Le dernier week-end de juin 1995 a été très important dans l'histoire du rugby. La Nouvelle-Zélande, qui comptait dans ses rangs le jeune prodige Jonah Lomu, devait affronter l'Afrique du Sud sur son terrain pour la dernière finale de Coupe du Monde de Rugby du rugby amateur. Tous les yeux étaient tournés vers le Ellis Park de Johannesburg où Nelson Mandela et Francois Pienaar allaient marquer l'histoire.

La veille pourtant, une annonce importante avait été faite. Les trois puissances rugbystiques de l'hémisphère sud – l'Australie, la Nouvelle-Zélande et l'Afrique du Sud – venait de s'accorder sur un gros deal de 550 millions de dollars US avec la compagnie News Corp de Rupert Murdoch.

Ce contrat à dix ans donnait à News Corp les droits exclusifs de retransmission à la télévision des rencontres du Tri Nations, des matches du Super 12 ainsi que de tous les autres tests entre les trois équipes. Les autres nations du rugby ont pris ça comme une véritable menace et ont décidé de s'unir pour changer la donne.

S'unir face aux menaces

Dans le même temps, le rugby à XIII s'en mêlait, faisant de l’œil aux meilleurs joueurs de rugby à XV des deux hémisphères. Cette nouvelle menace sur l'amateurisme prenait la forme d'une nouvelle compétition à venir : le World Rugby Championship (WRC).

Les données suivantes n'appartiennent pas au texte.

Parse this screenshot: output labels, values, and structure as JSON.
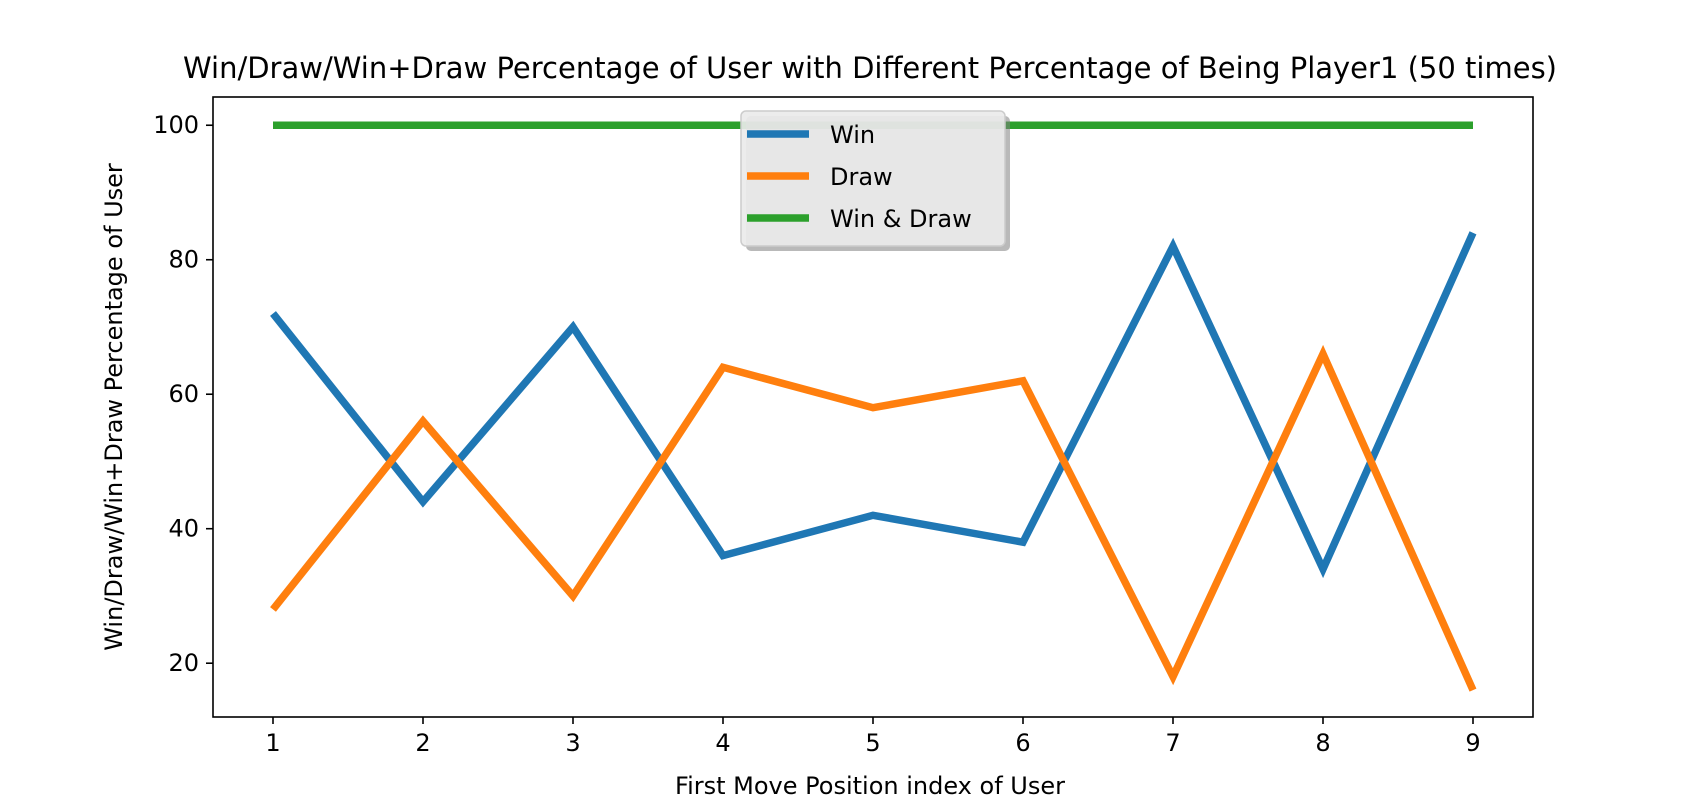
{
  "chart_data": {
    "type": "line",
    "title": "Win/Draw/Win+Draw Percentage of User with Different Percentage of Being Player1 (50 times)",
    "xlabel": "First Move Position index of User",
    "ylabel": "Win/Draw/Win+Draw Percentage of User",
    "x": [
      1,
      2,
      3,
      4,
      5,
      6,
      7,
      8,
      9
    ],
    "xlim": [
      0.6,
      9.4
    ],
    "ylim": [
      12,
      104.2
    ],
    "xticks": [
      1,
      2,
      3,
      4,
      5,
      6,
      7,
      8,
      9
    ],
    "yticks": [
      20,
      40,
      60,
      80,
      100
    ],
    "grid": false,
    "legend_position": "top-center",
    "series": [
      {
        "name": "Win",
        "color": "#1f77b4",
        "values": [
          72,
          44,
          70,
          36,
          42,
          38,
          82,
          34,
          84
        ]
      },
      {
        "name": "Draw",
        "color": "#ff7f0e",
        "values": [
          28,
          56,
          30,
          64,
          58,
          62,
          18,
          66,
          16
        ]
      },
      {
        "name": "Win & Draw",
        "color": "#2ca02c",
        "values": [
          100,
          100,
          100,
          100,
          100,
          100,
          100,
          100,
          100
        ]
      }
    ]
  }
}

Le projet était mené par l'ancien pilier des Wallabies Ross Turnbull et financièrement porté par Kerry Packer. Le WRC nécessitait 900 joueurs et 30 franchises du monde entier. A en croire le livre de Huw Richard, A Game For Hooligans (non traduit en français), 407 signatures avaient déjà été collectées à la fin du mois d'août.

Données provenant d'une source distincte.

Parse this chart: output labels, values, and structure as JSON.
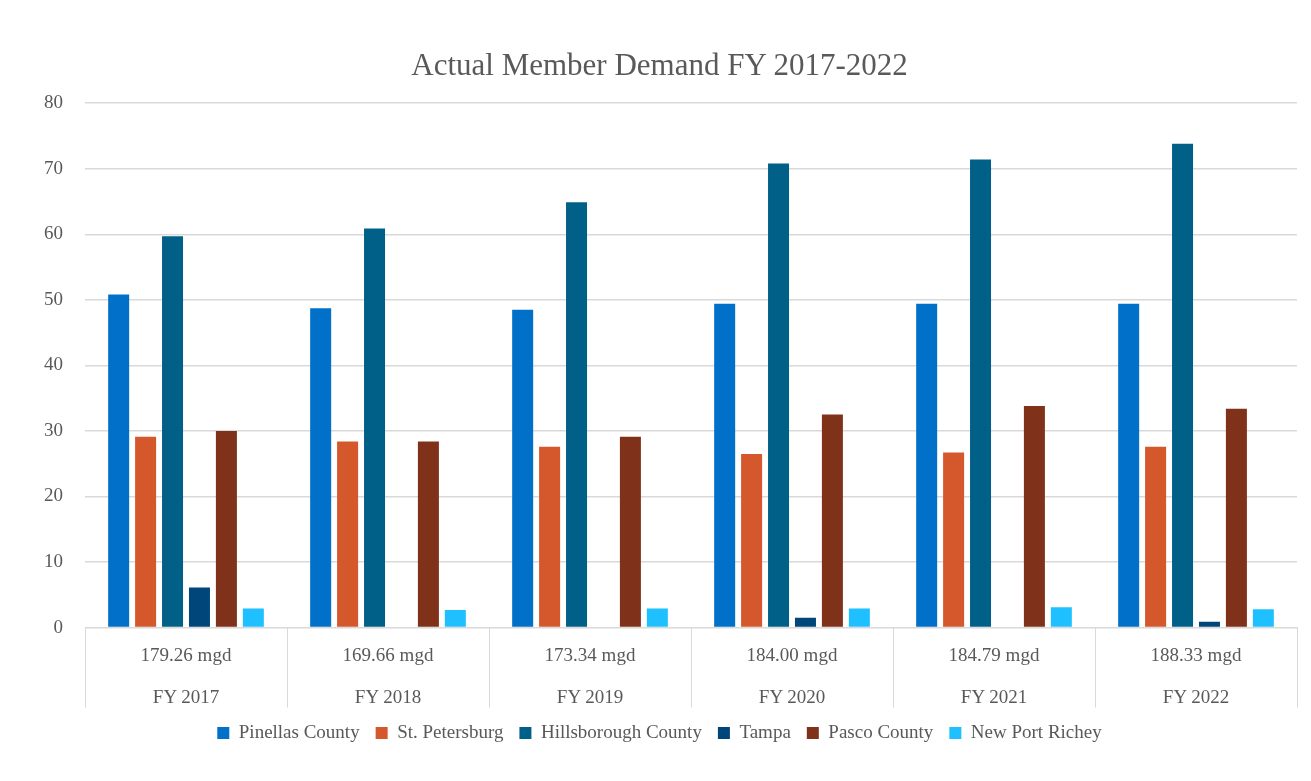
{
  "chart_data": {
    "type": "bar",
    "title": "Actual Member Demand FY 2017-2022",
    "categories": [
      "FY 2017",
      "FY 2018",
      "FY 2019",
      "FY 2020",
      "FY 2021",
      "FY 2022"
    ],
    "series": [
      {
        "name": "Pinellas County",
        "color": "#0070c8",
        "values": [
          50.8,
          48.7,
          48.5,
          49.4,
          49.4,
          49.4
        ]
      },
      {
        "name": "St. Petersburg",
        "color": "#d5572c",
        "values": [
          29.1,
          28.4,
          27.6,
          26.5,
          26.7,
          27.6
        ]
      },
      {
        "name": "Hillsborough County",
        "color": "#006087",
        "values": [
          59.7,
          60.9,
          64.9,
          70.8,
          71.4,
          73.8
        ]
      },
      {
        "name": "Tampa",
        "color": "#00467a",
        "values": [
          6.1,
          null,
          null,
          1.5,
          null,
          0.9
        ]
      },
      {
        "name": "Pasco County",
        "color": "#80311a",
        "values": [
          30.0,
          28.4,
          29.1,
          32.5,
          33.8,
          33.4
        ]
      },
      {
        "name": "New Port Richey",
        "color": "#1fc0ff",
        "values": [
          2.9,
          2.7,
          2.9,
          2.9,
          3.1,
          2.8
        ]
      }
    ],
    "ylim": [
      0,
      80
    ],
    "yticks": [
      0,
      10,
      20,
      30,
      40,
      50,
      60,
      70,
      80
    ],
    "grid": "y",
    "legend": "bottom",
    "annotations": [
      "179.26 mgd",
      "169.66 mgd",
      "173.34 mgd",
      "184.00 mgd",
      "184.79 mgd",
      "188.33 mgd"
    ]
  }
}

Huw Richard écrit que Kitch Christie, l'entraîneur champion du monde avec les Springboks, avait exhorté ses joueurs à rejeter l'éventualité du WRC et à soutenir plutôt leur fédération, « pour l'équipe, pour le pays, pour vous et pour ce que vous avez accompli ».

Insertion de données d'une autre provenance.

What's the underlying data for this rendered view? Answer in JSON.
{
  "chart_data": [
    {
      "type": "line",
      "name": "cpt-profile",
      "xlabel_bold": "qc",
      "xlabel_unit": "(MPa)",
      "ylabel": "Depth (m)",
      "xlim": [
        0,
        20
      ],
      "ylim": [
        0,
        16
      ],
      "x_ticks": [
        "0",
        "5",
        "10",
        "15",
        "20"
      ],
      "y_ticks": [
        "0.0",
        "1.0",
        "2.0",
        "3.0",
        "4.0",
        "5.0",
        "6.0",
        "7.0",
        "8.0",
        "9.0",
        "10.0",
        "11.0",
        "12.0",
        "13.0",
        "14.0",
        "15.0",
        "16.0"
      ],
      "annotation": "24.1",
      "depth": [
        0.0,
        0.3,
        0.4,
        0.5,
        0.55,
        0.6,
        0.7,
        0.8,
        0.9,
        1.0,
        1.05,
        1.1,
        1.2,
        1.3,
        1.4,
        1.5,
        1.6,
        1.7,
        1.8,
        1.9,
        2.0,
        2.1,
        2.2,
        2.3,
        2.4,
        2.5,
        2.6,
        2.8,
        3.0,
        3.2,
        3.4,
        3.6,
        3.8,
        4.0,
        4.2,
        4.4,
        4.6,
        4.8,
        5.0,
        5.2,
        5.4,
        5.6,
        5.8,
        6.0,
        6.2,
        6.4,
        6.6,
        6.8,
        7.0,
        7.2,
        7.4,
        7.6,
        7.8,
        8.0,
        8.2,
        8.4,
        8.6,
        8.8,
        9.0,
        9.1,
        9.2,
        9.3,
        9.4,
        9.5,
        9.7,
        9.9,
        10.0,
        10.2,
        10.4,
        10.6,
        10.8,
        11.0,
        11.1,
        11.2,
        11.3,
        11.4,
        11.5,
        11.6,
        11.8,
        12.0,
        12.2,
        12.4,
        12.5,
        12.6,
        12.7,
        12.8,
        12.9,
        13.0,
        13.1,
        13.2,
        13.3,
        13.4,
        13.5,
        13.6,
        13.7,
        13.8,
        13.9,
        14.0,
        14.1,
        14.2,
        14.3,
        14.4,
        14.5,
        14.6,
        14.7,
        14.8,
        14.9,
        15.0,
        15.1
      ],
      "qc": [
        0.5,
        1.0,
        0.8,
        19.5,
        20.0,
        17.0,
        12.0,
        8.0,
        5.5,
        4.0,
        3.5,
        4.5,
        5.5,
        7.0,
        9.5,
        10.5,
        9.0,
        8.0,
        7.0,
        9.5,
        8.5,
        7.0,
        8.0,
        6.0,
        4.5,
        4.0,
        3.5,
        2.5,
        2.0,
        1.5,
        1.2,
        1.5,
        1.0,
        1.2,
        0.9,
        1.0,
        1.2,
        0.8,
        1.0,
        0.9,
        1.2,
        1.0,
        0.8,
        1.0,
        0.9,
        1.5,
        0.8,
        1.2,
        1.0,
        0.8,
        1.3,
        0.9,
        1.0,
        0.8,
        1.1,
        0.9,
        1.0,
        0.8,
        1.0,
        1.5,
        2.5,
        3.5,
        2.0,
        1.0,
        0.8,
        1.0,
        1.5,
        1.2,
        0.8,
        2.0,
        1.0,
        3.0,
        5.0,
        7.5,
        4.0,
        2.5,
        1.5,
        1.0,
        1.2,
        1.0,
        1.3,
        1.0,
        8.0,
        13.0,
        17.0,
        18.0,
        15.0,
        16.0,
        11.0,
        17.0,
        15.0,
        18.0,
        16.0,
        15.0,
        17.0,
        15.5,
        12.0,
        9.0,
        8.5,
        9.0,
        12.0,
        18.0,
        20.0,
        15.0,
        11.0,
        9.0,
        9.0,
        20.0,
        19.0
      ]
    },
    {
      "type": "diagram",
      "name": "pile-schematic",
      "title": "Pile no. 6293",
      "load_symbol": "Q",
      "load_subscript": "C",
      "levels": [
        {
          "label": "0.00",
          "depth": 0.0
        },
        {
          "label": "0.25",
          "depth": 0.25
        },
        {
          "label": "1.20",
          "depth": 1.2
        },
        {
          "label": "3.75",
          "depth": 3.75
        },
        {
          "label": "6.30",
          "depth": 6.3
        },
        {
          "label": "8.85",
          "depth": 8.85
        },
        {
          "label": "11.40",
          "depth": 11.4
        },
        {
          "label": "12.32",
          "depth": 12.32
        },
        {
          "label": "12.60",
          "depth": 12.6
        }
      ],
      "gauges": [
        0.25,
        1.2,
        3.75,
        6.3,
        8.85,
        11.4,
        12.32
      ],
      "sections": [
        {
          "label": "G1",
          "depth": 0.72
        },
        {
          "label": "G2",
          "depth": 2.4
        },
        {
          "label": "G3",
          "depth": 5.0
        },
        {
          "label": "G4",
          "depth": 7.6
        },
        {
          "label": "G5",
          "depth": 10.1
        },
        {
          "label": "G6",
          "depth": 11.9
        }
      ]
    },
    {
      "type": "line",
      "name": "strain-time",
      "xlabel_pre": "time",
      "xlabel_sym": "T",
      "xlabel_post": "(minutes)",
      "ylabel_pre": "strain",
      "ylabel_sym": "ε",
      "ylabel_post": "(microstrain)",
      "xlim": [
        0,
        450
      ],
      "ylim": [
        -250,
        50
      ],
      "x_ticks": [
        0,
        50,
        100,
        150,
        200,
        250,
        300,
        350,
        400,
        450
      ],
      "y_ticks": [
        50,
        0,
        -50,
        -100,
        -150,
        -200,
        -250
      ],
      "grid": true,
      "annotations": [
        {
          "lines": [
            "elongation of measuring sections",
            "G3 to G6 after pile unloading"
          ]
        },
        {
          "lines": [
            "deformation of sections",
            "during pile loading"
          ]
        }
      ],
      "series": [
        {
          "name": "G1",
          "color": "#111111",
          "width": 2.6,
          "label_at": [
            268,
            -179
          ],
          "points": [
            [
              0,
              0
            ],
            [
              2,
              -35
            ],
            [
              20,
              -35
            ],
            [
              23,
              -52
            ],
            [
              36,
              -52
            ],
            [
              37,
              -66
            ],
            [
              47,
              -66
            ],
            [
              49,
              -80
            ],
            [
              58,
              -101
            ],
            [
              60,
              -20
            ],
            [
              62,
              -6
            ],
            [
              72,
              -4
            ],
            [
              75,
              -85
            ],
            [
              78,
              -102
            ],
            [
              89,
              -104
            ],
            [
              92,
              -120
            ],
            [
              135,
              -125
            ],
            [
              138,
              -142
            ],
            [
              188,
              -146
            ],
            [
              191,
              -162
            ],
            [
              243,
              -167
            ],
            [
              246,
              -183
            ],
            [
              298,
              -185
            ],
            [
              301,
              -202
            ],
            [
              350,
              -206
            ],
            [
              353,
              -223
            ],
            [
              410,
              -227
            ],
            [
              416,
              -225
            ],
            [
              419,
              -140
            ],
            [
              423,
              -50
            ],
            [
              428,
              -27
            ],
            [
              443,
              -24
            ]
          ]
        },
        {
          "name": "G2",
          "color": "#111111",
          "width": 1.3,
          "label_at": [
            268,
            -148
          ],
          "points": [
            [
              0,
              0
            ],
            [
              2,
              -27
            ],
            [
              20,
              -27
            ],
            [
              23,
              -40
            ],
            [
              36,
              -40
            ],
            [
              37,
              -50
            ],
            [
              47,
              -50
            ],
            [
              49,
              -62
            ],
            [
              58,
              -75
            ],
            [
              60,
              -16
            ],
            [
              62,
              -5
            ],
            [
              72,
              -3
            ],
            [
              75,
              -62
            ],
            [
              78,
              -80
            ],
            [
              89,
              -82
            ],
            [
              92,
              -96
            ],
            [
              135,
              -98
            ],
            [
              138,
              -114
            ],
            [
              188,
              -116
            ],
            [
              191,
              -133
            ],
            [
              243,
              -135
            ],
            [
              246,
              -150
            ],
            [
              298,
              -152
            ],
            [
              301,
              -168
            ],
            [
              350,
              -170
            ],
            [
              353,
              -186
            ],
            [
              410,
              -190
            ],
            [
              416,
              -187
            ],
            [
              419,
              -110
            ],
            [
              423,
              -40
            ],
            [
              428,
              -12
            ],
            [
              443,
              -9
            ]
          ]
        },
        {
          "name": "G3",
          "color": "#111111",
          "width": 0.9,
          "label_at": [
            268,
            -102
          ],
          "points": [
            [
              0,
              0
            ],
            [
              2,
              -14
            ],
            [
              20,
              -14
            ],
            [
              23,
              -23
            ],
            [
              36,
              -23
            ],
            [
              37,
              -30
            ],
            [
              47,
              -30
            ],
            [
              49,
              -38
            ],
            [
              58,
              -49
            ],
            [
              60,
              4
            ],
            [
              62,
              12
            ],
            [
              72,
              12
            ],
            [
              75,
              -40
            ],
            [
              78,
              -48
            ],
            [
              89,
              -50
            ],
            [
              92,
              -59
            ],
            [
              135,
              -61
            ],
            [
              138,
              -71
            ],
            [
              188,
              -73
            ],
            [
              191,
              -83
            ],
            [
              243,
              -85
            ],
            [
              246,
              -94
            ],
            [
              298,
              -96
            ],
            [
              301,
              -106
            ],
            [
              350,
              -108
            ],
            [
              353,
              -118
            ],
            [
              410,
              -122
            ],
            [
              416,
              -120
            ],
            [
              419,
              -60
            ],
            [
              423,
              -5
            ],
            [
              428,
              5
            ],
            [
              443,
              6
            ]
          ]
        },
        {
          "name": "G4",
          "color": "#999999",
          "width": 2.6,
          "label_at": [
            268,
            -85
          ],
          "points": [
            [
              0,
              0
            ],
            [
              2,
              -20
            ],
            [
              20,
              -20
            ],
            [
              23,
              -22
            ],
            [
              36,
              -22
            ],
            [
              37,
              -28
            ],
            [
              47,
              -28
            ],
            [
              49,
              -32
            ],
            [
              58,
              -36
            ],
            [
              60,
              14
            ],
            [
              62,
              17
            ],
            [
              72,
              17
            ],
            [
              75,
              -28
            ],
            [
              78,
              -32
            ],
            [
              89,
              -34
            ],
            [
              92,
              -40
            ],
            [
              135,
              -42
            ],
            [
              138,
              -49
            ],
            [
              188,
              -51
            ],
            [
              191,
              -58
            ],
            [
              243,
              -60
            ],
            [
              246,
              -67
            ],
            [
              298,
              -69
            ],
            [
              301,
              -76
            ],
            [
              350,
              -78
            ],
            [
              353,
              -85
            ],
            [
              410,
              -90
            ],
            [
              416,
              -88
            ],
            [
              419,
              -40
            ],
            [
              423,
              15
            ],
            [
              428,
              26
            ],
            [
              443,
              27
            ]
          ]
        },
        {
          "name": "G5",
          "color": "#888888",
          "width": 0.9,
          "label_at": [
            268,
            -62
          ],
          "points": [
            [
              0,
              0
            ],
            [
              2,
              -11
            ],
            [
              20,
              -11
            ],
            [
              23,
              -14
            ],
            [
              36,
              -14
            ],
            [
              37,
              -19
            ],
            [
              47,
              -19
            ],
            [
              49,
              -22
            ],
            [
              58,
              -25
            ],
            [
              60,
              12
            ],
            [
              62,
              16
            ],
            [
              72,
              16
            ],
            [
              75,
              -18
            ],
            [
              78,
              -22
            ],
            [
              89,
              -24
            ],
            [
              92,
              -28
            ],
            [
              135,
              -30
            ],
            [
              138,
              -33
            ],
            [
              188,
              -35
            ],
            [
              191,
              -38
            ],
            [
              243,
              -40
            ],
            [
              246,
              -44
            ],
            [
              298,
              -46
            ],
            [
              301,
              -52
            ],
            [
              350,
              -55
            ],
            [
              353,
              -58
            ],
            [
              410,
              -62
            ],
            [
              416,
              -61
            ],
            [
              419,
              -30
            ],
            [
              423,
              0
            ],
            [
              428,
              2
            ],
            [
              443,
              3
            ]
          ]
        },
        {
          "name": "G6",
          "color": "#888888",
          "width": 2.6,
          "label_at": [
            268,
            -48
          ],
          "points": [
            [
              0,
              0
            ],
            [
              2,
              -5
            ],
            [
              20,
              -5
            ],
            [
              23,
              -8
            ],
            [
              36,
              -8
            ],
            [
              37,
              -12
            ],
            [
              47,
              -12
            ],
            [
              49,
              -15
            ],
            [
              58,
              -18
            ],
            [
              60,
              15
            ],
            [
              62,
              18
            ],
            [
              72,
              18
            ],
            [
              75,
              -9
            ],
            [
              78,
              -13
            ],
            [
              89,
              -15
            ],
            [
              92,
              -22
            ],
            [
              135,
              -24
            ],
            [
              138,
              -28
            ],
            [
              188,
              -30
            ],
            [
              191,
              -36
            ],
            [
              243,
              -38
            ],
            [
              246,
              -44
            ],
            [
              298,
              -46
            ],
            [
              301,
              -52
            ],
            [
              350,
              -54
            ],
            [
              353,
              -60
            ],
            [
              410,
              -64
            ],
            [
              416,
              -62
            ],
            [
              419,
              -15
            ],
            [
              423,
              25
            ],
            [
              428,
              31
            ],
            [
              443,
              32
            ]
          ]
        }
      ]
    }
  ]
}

« Je pense que la proposition de Packer aurait pu déboucher sur quelque chose. Mais i y avait tout simplement trop d'argent en jeu pour que le projet puisse décoller », a commenté l'ancien Springbok Hennie Le Roux. « Ce qui se serait passé après, ça ça aurait été un débat intéressant. Mais je pense que cela aurait plongé le rugby dans des heures sombres. »

En fin de compte, une réponse réactive de la part des fédérations a définitivement écarté la menace du WRC. Mais en conséquence, il fallait à tout prix placer le professionnalisme en tête de l'ordre du jour de la prochaine réunion de l'International Rugby Board (IRB) prévue à Paris du 24 au 26 août 1995.

« Qu'on le veuille ou non, le rugby deviendra professionnel dans un laps de temps très court », a alors déclaré Vernon Pugh, le président de l'IRB de l'époque. « Si nous n'anticipons pas ce changement, que nous ne le dirigeons pas et que nous ne le contrôlons pas, l'IRB et les fédérations, tels que nous les connaissons aujourd'hui, risquent de ne plus rien contrôler du tout. »

Un jeu « open »

Après trois jours d'intenses débats, et exactement 100 ans après la séparation entre les deux formes de rugby – à XIII et à XV – Vernon Pugh a déclaré que le rugby à XV deviendrait un sport « open », c'est à dire ouvert au professionnalisme. Ainsi, grâce à leur accord avec News Corp., les trois grandes fédérations de l'hémisphère sud ont pu signer des contrats avec leurs meilleurs joueurs.

Mais, alors que l'international anglais Mike Catt devenait le premier joueur de rugby 100% professionnel, la situation dans l'hémisphère nord n'était pas encore apaisée. Mais qu'ils soient payés par une fédération ou un club, les meilleurs joueurs ont néanmoins pu consacrer l'essentiel de leur temps au rugby.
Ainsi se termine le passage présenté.